どうやら月には人がいるらしくて(私のメディアリテラシー②)
前編「たとえば神様みたいなAIがあったとして」はこちらです。
どうして知りたくないことも知らなくてはいけないのか。
「それは未来のためですよ」と答えてから数日、実は少しもやもやしていました。
それは未来のためなんでしょうか?
知りたくないことを知ったとき、世界の不完全さを感じたとき、確かに胸は痛みます。
この痛みは、「未来」のためのものなのでしょうか。
今ここにいる、私の「現在」にとっては苦しいだけなのでしょうか。
じゃあ、未来のために現在は我慢をしなくてはいけないのでしょうか。
そんなとき、偶然に聞いた言葉がありました。
ウラジミール・ジャンケレヴィッチという20世紀のフランスの哲学者が提唱した「死の二人称」というものです。
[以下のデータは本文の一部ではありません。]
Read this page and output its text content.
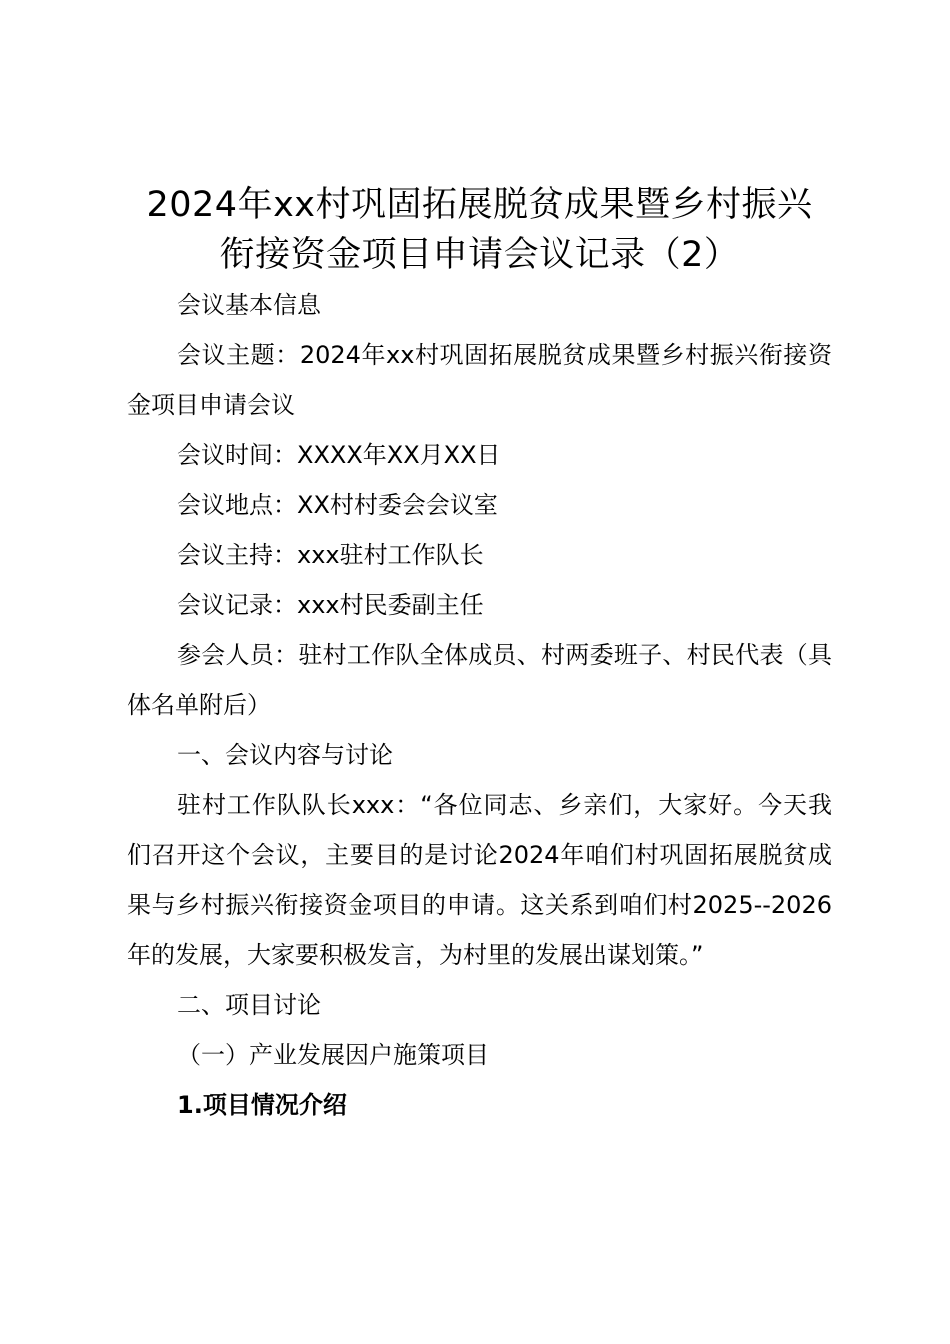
2024年xx村巩固拓展脱贫成果暨乡村振兴
衔接资金项目申请会议记录（2）

会议基本信息

会议主题：2024年xx村巩固拓展脱贫成果暨乡村振兴衔接资金项目申请会议

会议时间：XXXX年XX月XX日

会议地点：XX村村委会会议室

会议主持：xxx驻村工作队长

会议记录：xxx村民委副主任

参会人员：驻村工作队全体成员、村两委班子、村民代表（具体名单附后）

一、会议内容与讨论

驻村工作队队长xxx：“各位同志、乡亲们，大家好。今天我们召开这个会议，主要目的是讨论2024年咱们村巩固拓展脱贫成果与乡村振兴衔接资金项目的申请。这关系到咱们村2025--2026年的发展，大家要积极发言，为村里的发展出谋划策。”

二、项目讨论

（一）产业发展因户施策项目

1.项目情况介绍
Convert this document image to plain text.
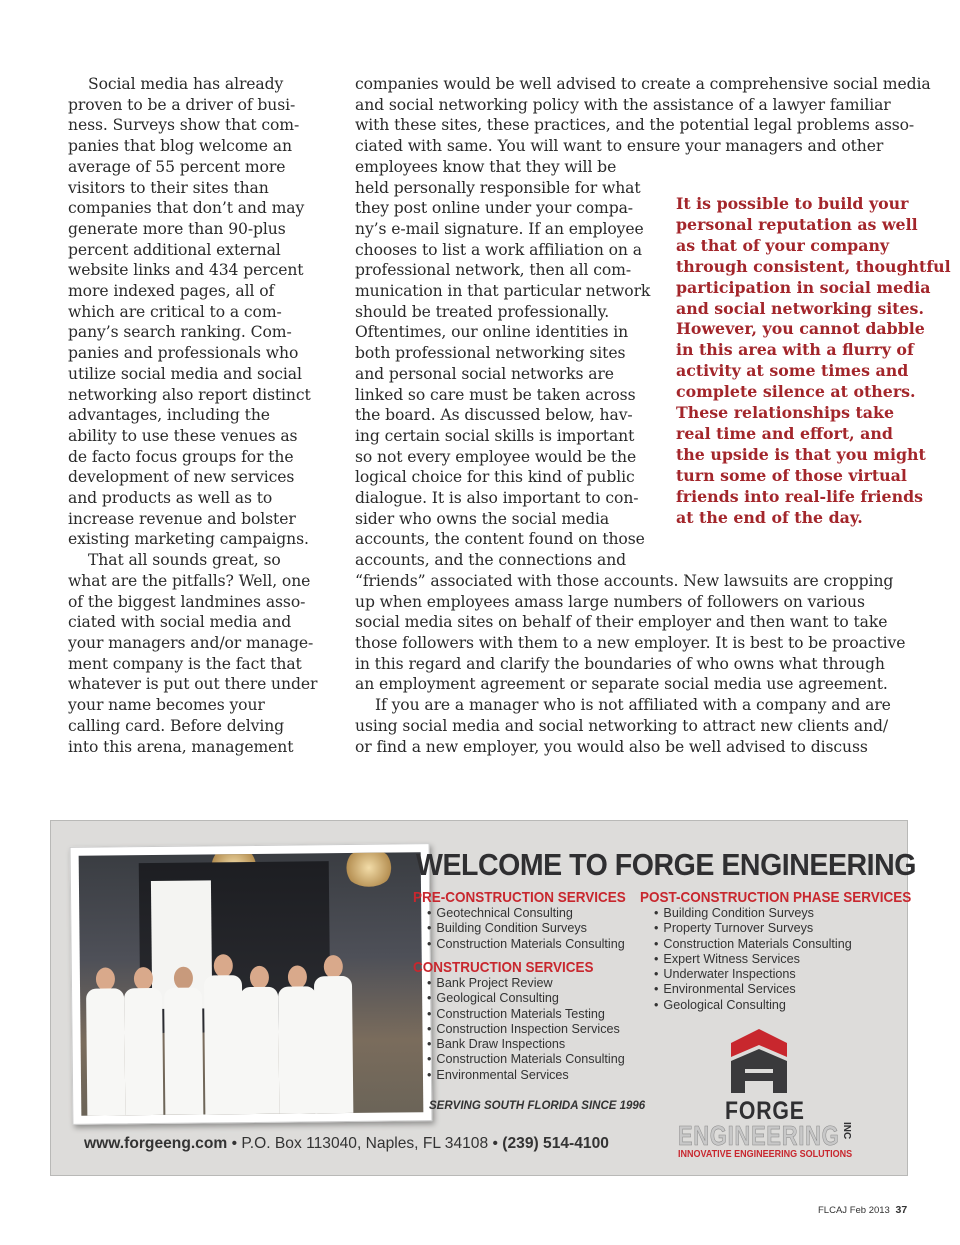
Social media has already
proven to be a driver of busi-
ness. Surveys show that com-
panies that blog welcome an
average of 55 percent more
visitors to their sites than
companies that don’t and may
generate more than 90-plus
percent additional external
website links and 434 percent
more indexed pages, all of
which are critical to a com-
pany’s search ranking. Com-
panies and professionals who
utilize social media and social
networking also report distinct
advantages, including the
ability to use these venues as
de facto focus groups for the
development of new services
and products as well as to
increase revenue and bolster
existing marketing campaigns.
That all sounds great, so
what are the pitfalls? Well, one
of the biggest landmines asso-
ciated with social media and
your managers and/or manage-
ment company is the fact that
whatever is put out there under
your name becomes your
calling card. Before delving
into this arena, management
companies would be well advised to create a comprehensive social media
and social networking policy with the assistance of a lawyer familiar
with these sites, these practices, and the potential legal problems asso-
ciated with same. You will want to ensure your managers and other
employees know that they will be
held personally responsible for what
they post online under your compa-
ny’s e-mail signature. If an employee
chooses to list a work affiliation on a
professional network, then all com-
munication in that particular network
should be treated professionally.
Oftentimes, our online identities in
both professional networking sites
and personal social networks are
linked so care must be taken across
the board. As discussed below, hav-
ing certain social skills is important
so not every employee would be the
logical choice for this kind of public
dialogue. It is also important to con-
sider who owns the social media
accounts, the content found on those
accounts, and the connections and
“friends” associated with those accounts. New lawsuits are cropping
up when employees amass large numbers of followers on various
social media sites on behalf of their employer and then want to take
those followers with them to a new employer. It is best to be proactive
in this regard and clarify the boundaries of who owns what through
an employment agreement or separate social media use agreement.
If you are a manager who is not affiliated with a company and are
using social media and social networking to attract new clients and/
or find a new employer, you would also be well advised to discuss
It is possible to build your
personal reputation as well
as that of your company
through consistent, thoughtful
participation in social media
and social networking sites.
However, you cannot dabble
in this area with a flurry of
activity at some times and
complete silence at others.
These relationships take
real time and effort, and
the upside is that you might
turn some of those virtual
friends into real-life friends
at the end of the day.
WELCOME TO FORGE ENGINEERING
PRE-CONSTRUCTION SERVICES
• Geotechnical Consulting
• Building Condition Surveys
• Construction Materials Consulting
CONSTRUCTION SERVICES
• Bank Project Review
• Geological Consulting
• Construction Materials Testing
• Construction Inspection Services
• Bank Draw Inspections
• Construction Materials Consulting
• Environmental Services
POST-CONSTRUCTION PHASE SERVICES
• Building Condition Surveys
• Property Turnover Surveys
• Construction Materials Consulting
• Expert Witness Services
• Underwater Inspections
• Environmental Services
• Geological Consulting
SERVING SOUTH FLORIDA SINCE 1996
www.forgeeng.com • P.O. Box 113040, Naples, FL 34108 • (239) 514-4100
FORGE
ENGINEERING INC
INNOVATIVE ENGINEERING SOLUTIONS
FLCAJ Feb 2013 37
ジャンケレヴィッチは、「一人称(私)の死」と「三人称(他者)の死」の間に、特権的な「二人称(あなた)の死」があると言っています。
「あなた」は、私にとっての他人なのですが、それでも「あなたの死」は「他者の死」とは全く違うものです。非常に親しく感じられる「あなた」という存在の死は、まるで自分のもののように、身を切られるように辛い出来事なのです。
「あなたとは、特権的な他者である」
そう聞いた時に、なんて美しいのだろうと思いました。
決して理解しあうことはできない、なぜなら他人だから。
それでも理解したいと思う、なぜならあなたは他の人とは違う、特別だから。
そんな「届かないことが分かっていても、手を伸ばしたくなる」相手、それはまるで夜空に浮かぶ月のようです。
まるで月のような人が「あなた」であり、そんな「あなた」を見つけるために、私達は自分の殻から出て、他者と交わるのです。
それは、いつか訪れる未来のためではなく、今ここに生きる自分が、今どこかに存在する「あなた」を求めているからです。
「どうして知りたくないことも、知らなくちゃいけないんですか?」
ひとつは、未来のためです。
でももうひとつは、現在の自分のためでも、確かにあるのです。
たとえどんなに仲の良い家族でも、友人でも、恋人でも、完璧に分かり合うことは不可能です。
でも、それでも分かりたいと願ってしまう、そして分かってほしいと願ってしまう、そんな矛盾を孕んだ「あなた」は、快適さしかないフィルターバブルの内側にはいないのです。
だから、私達は守られたバブルの外側に出て、月に住む「あなた」を探しに行くのでしょう。
そこはきっと、今までのような快適な空間ではないはずです。
でも、私が「あなた」を欲しているなら、知りたくないことだらけの世界の中から「あなた」を見つけ出すしかないのです。
実はこれは以前、友人に対して長々と語った一連でもあります。もちろん酔っ払っています。
滔々と喋ったことに少し疲れ、私はぽつんと言いました。
「まあ、月に人がいるはずはないんですが」
ふうん、と頷いた後、少し首をかしげて友人は言いました。
「月に人はいないって、だれが決めたんですか?」
ん、と面食らった私。
「だって、月に人はいないじゃないですか」
鸚鵡返しで反論です。
「月に人がいちゃいけないんですか?」
えっ、これは、どういう意味で言っているの。
「月に人がいるのを見たことがある人がいないだけで、それは月に人がいないことにはならなくないですか」
え、あ、ハイ。
「いない証明はできなくないですか」
ええ、あれ、はい?
「大体、同じ景色を見て、この海は綺麗だねって言うのも証明できないですし」
そ、それは、Aさんが海が綺麗だねって言うシチュエーションも含めて、Bさんにとっては綺麗なんじゃないですか。
「じゃあ月も一緒」
……!!
「月に人はいます」
何ということでしょう。
どうやら、月に人はいるようなのです。
月に人はいると信じれば。
そして誰かと、そうだよね、と言い合えるなら。
それならば。
全ての矛盾を超えた「あなた」も、やはり存在するのです。
何だか今夜はおかしな夢を見てしまいそうです。
そこではジャンケレヴィッチとかぐや姫とウサギとモノリスが餅つきをしていて、(しかも結構それが美味しそうで)みんなでつきたてのお餅をもちもち食べながら地球を眺め、まだ来ないのかねえ、遅いねえなどと勝手なことを言っていたりするのです。